— Как ты?
Ну и вопрос. Но ведь одни бестактные люди живут вечно — в этом не приходится сомневаться.
— Дай мне взглянуть на тебя.
Зачем тебе это, старая задница? Ладно, смотри.
Я тяжело плюхаюсь в своей раковой личине, а мир, пританцовывая, движется вокруг. Мне приносят маленькую порцию корнуэльского мороженого, и оно торчит передо мной на столе нетронутым. Я хочу сказать — вряд ли я еще раз окажусь в кафе, правда? И к тому же я просила эскимо. Я критически разглядываю Эстер. Забавно смотреть на свою копию, обретшую бессмертие благодаря «Сакс, Пятая авеню», «Тиффани», «Бергдорф Гудман» и всем другим храмам выездки — это доступно и вот этим английским лошадям, и даже моим маленьким пони. Американцы всегда выглядят такими мытыми, вычищенными, такими приличными, — стоит ли удивляться, что я кончаю жизнь неряхой в этой грязи? Стоит ли удивляться, что я потеряла зубы, околачиваясь на этой тухлой помойке?
Эстер привезла девочкам подарки. Да это Тиффани, как мне кажется. Для Шарли брошь, которую она будет хранить с остальными своими сокровищами, а для Нэтти золотые часики, которые она заложит, как только взгляд ее упадет на вывеску ломбарда.

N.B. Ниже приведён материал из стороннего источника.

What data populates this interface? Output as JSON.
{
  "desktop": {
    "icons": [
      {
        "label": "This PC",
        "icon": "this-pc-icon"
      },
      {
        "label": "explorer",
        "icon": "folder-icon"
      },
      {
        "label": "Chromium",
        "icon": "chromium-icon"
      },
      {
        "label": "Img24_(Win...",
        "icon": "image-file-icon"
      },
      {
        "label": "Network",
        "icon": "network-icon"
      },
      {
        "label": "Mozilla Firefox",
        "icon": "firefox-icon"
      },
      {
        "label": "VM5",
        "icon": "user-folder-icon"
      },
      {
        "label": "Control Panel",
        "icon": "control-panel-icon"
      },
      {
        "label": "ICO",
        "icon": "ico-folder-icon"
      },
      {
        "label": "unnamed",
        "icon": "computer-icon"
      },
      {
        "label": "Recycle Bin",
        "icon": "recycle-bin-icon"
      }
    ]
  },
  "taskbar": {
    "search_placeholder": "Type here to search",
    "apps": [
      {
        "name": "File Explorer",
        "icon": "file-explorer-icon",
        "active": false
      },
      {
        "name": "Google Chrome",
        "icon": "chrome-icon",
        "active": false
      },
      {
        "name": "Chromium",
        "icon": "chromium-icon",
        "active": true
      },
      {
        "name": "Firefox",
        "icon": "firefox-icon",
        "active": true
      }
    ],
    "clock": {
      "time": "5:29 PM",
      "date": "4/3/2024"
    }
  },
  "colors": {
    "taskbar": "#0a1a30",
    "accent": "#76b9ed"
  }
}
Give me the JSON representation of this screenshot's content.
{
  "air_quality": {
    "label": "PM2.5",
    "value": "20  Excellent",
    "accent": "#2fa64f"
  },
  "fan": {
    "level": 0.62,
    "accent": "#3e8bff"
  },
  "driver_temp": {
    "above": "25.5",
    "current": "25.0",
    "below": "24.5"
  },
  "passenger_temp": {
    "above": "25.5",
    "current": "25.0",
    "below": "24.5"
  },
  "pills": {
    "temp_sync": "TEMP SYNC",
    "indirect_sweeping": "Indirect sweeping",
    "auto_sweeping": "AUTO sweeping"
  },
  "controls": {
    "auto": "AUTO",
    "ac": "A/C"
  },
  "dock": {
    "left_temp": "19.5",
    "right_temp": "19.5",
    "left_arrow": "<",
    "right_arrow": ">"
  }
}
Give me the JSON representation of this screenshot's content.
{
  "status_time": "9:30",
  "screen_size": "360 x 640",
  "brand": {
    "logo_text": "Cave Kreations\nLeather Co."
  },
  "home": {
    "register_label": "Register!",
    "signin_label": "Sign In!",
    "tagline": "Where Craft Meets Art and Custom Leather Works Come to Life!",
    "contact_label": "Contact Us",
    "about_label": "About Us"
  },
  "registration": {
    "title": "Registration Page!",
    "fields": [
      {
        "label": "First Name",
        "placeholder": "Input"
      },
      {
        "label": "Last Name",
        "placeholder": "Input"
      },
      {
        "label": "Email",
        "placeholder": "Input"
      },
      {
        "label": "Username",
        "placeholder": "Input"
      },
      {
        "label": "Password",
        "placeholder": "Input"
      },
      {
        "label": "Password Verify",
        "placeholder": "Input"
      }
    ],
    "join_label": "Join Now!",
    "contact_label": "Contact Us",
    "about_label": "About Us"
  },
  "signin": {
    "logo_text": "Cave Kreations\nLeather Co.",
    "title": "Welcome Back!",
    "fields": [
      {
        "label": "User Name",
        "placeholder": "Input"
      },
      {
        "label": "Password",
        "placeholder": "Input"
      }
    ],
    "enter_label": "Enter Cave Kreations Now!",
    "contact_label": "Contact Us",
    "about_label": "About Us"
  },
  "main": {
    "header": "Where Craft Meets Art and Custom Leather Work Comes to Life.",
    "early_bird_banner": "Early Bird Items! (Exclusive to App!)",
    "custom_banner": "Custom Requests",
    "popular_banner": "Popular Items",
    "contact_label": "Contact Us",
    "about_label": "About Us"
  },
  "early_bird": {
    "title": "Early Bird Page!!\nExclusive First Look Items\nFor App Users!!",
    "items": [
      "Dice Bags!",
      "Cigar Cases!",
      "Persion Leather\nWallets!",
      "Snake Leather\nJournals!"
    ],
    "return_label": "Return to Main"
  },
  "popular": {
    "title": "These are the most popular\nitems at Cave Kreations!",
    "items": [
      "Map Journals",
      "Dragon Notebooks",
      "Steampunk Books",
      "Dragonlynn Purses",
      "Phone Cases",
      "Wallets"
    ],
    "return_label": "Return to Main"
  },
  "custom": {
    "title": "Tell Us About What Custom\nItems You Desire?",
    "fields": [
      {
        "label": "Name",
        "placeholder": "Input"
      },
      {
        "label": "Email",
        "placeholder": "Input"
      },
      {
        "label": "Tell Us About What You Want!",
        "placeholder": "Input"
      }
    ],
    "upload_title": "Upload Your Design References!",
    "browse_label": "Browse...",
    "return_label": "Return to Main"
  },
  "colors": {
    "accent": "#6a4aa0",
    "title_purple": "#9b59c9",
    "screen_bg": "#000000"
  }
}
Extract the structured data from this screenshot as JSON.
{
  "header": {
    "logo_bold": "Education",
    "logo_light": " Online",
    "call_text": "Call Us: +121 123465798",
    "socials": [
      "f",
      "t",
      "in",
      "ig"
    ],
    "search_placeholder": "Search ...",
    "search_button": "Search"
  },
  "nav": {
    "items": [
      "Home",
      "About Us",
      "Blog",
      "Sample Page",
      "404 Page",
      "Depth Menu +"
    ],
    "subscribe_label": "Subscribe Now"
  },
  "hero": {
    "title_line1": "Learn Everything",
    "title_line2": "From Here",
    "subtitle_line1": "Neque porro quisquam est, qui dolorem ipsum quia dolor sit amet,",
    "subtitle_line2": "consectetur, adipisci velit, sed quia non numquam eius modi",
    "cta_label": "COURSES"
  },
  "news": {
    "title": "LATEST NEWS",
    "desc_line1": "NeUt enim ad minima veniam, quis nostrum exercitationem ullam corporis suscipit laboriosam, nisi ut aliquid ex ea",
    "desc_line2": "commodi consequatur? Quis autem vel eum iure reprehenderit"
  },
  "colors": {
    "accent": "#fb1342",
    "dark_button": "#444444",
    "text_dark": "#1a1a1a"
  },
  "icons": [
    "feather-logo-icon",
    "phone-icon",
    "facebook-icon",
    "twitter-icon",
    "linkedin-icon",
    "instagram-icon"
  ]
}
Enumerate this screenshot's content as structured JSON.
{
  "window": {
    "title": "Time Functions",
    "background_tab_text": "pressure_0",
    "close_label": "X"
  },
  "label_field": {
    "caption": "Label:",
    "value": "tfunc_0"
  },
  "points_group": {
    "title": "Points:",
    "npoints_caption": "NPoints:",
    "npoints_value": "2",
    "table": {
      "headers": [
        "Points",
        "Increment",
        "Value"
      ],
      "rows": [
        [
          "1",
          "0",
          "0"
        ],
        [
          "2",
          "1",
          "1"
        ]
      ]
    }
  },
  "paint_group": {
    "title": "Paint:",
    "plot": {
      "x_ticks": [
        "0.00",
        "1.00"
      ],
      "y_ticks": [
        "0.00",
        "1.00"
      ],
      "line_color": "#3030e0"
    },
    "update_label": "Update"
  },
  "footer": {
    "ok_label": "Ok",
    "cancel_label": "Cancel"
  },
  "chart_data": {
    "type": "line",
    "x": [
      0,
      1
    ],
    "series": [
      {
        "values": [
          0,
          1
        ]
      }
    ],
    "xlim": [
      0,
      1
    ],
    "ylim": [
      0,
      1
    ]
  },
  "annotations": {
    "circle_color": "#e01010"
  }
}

Они разговаривают, будто меня здесь нет. Эстер рассказывает им о своем отеле, о своей художественной галерее, своих магазинах, о своей собственности, об одних делах, других делах. Хорошенькая головка Нэтти потяжелела от героина — это заметно, — но Шарли продолжает кивать и ухитряется задавать вопросы и болтать со своей теткой-мумией. Со своей размалеванной теткой.
Я надеялась, что вид Эстер пробудит во мне поток воспоминаний. Я хотела — бог знает почему — снова окунуться в детство. Хотела вызвать в памяти заросли сассапарили, кукол-голышей, бейсбол, джиттербаг, креплах, пятицентовики и кабриолет на четверых с дурацкой бахромой наверху. Я хотела, чтобы мы припомнили, в какой последовательности сменялись дома и квартиры, где мы росли, всех друзей, которые когда — либо у нас были, и все их выходки. Я хотела вернуться в то время, когда мы с Эстер любили друг друга больше всего на свете, а боялись только своих бедных, грустных, перепуганных родителей. Я хотела перелистать страницы школьного альбома вместе с Эстер (Выпуск 1935 года — «Профессиональный нюх — вот чем гордится мир»), вернуться в счастливые времена. Сейчас, когда я смотрю на нее, мне вспоминаются только «Мощи» Донна, но, несмотря на то, что дорогие часы едва держатся на ее запястье скелета, она собирается жить, тогда как я определенно собираюсь умереть.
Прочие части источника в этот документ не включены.